Grève anti-privatisation

Ce n’est pas un échec. Mais pas une réussite non plus. La grève générale de deux jours lancée mardi par la centrale syndicale Cosatu et le Parti communiste sud-africain a surtout touché le secteur de la construction automobile, sans réellement atteindre la région du Cap oriental.

Succès mitigé pour la grève générale de deux jours lancée mardi en Afrique du Sud par la centrale syndicale Cosatu et le Parti Communiste sud-africain (SACP), afin de protester contre la politique de privatisation du gouvernement. Si les leaders de la Cosatu se sont félicités, mardi, de la participation des Sud-Africains à la première journée, estimant qu’au moins 180 000 personnes avaient défilé dans tout le pays et que 60% des travailleurs avaient respecté la grève, les chiffres donnés par le gouvernement sont bien moindres.

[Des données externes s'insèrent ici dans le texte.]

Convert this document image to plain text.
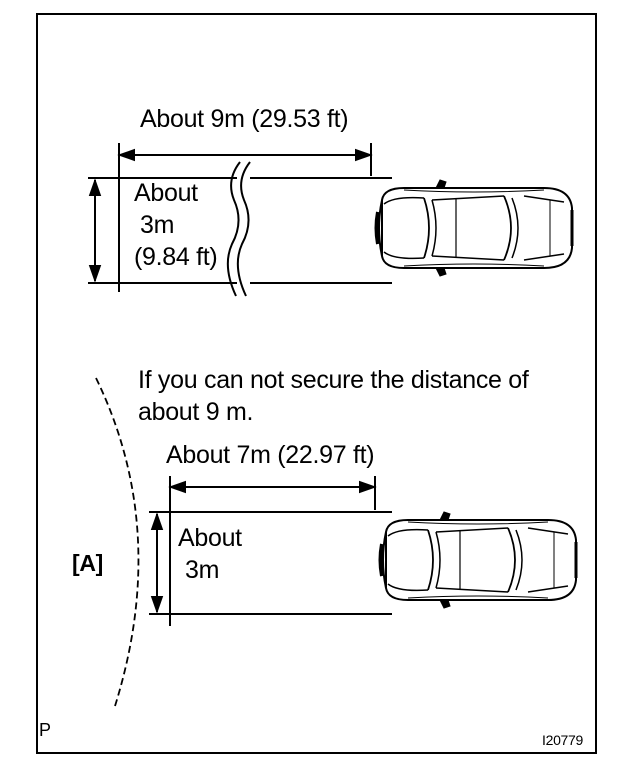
About 9m (29.53 ft)
About
3m
(9.84 ft)
If you can not secure the distance of
about 9 m.
About 7m (22.97 ft)
About
3m
[A]
P	I20779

Le service de communication et d’information du gouvernement estime que, dans le service public, 98% des employés étaient en poste mardi. Le secteur des transports a fonctionné normalement et les magasins des grandes villes étaient ouverts. La Chambre d’Affaires sud-africaine (Sacob) estime l’absentéisme de la journée à 15%. Cette dernière pointe tout de même le coût de la mobilisation : 21 millions de dollars (225 millions de rands) de perte de production par jour.

Ce n’est que le début

La grève, plutôt bien suivie à Durban, Cape Town et Gauteng, s’est surtout fait sentir dans les secteurs des mines et de l’industrie automobile, touchant les deux principaux constructeurs automobiles présents dans le pays : Ford et Nissan. Les usines des constructeurs allemand (BMW) et japonais (Toyota), dans la région de Pretoria, n’ont tourné respectivement qu’à 35% et 50% de leurs capacités. La grève a, en revanche, été peu suivie dans la région du Cap Oriental : la direction de Daimler Chrysler s’est félicitée d’un bon rendement de la production tandis que Volkswagen et Delta Motor Corporation enregistraient 90% de présence.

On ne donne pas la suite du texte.